The only source of growth in visitor increase in the canyon was the estimated population growth of Utah. A much larger, immediate source of demand was ignored. That is, the pent-up latent demand of visitors who would go to the Wasatch more often if there was less congestion. When I asked, UDOT said they considered it too hard to study. It is not too hard to study, and it will be more immediate and of much greater magnitude than population growth.

Informally, I polled my neighbors who visit the Wasatch Front, particularly in winter. I simply asked, “If you were reasonably sure that you would not get caught in traffic delays in the Wasatch canyons, would you go up more often?” All said, yes, even twice as often.

Therefore, if UDOT reduces the congestion by their 30% target, once the word gets out that there is less congestion in the canyon, the latent demand will immediately flood the canyons.

5. Failure to consider the intent of designated roadless areas

UDOT tells us that the gondola is not a roadway, therefore immune to the Forest Service Roadless Rule. The Roadless concept is that man and their machines are not to continue segmenting the world into smaller, less functional units of land. We already have a roadway up Little Cottonwood Canyon, use it intelligently. The gondola will require roads and will segment roadless-designated areas.

Something other than good transportation planning is behind the gondola.

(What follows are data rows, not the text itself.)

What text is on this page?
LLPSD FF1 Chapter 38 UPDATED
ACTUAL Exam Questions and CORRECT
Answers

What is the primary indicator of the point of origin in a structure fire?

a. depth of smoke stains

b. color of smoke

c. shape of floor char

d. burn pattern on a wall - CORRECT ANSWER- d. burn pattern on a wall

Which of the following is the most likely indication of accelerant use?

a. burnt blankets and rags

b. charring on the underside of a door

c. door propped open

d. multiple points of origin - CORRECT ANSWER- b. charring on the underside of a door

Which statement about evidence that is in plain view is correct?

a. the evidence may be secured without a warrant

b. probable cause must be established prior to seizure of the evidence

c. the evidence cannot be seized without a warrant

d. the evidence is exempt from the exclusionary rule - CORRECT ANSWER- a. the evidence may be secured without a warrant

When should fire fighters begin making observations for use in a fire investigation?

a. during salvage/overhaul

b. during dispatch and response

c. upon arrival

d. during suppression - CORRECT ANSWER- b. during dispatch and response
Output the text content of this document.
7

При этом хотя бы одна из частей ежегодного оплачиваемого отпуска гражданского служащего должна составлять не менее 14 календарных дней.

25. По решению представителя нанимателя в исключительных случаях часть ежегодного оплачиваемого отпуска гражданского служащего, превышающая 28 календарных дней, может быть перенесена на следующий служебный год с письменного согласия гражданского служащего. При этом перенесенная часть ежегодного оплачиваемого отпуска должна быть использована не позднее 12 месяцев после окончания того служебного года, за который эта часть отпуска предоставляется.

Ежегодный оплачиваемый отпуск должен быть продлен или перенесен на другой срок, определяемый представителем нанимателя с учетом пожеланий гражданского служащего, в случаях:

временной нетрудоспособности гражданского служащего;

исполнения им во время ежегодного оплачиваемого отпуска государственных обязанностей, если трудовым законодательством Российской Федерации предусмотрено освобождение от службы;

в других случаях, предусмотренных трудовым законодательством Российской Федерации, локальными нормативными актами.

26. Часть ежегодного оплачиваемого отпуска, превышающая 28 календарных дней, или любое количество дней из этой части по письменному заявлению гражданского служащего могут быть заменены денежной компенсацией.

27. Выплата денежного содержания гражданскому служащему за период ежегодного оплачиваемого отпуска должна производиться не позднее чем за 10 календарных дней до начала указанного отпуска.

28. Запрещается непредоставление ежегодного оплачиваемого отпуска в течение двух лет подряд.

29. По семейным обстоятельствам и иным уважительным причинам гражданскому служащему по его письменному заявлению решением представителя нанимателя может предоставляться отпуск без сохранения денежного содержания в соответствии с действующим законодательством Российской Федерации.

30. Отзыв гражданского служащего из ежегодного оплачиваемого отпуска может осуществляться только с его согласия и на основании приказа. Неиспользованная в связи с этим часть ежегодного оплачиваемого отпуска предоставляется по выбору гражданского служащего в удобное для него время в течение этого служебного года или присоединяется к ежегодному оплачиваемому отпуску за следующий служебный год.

Outside of these failures and inconsistencies, it’s an astronomical cost. Not a few tens of millions of dollars, or even a few hundreds of millions of dollars, but for a thousand-million dollars — that’s $1 billion.

(Kirk Nichols) In a guest commentary for The Salt Lake Tribune, University of Utah professor Kirk Nichols writes that “Utahns can — and must — help the federal government improve public land management.”

Kirk Nichols’ family has been in Utah as legislators, doctors, nurses, ranchers and in the mining industry for more than 175 years. Kirk was formerly a seasonal Forest Service ecologist and is currently a professor of Outdoor Recreation Studies at the University of Utah.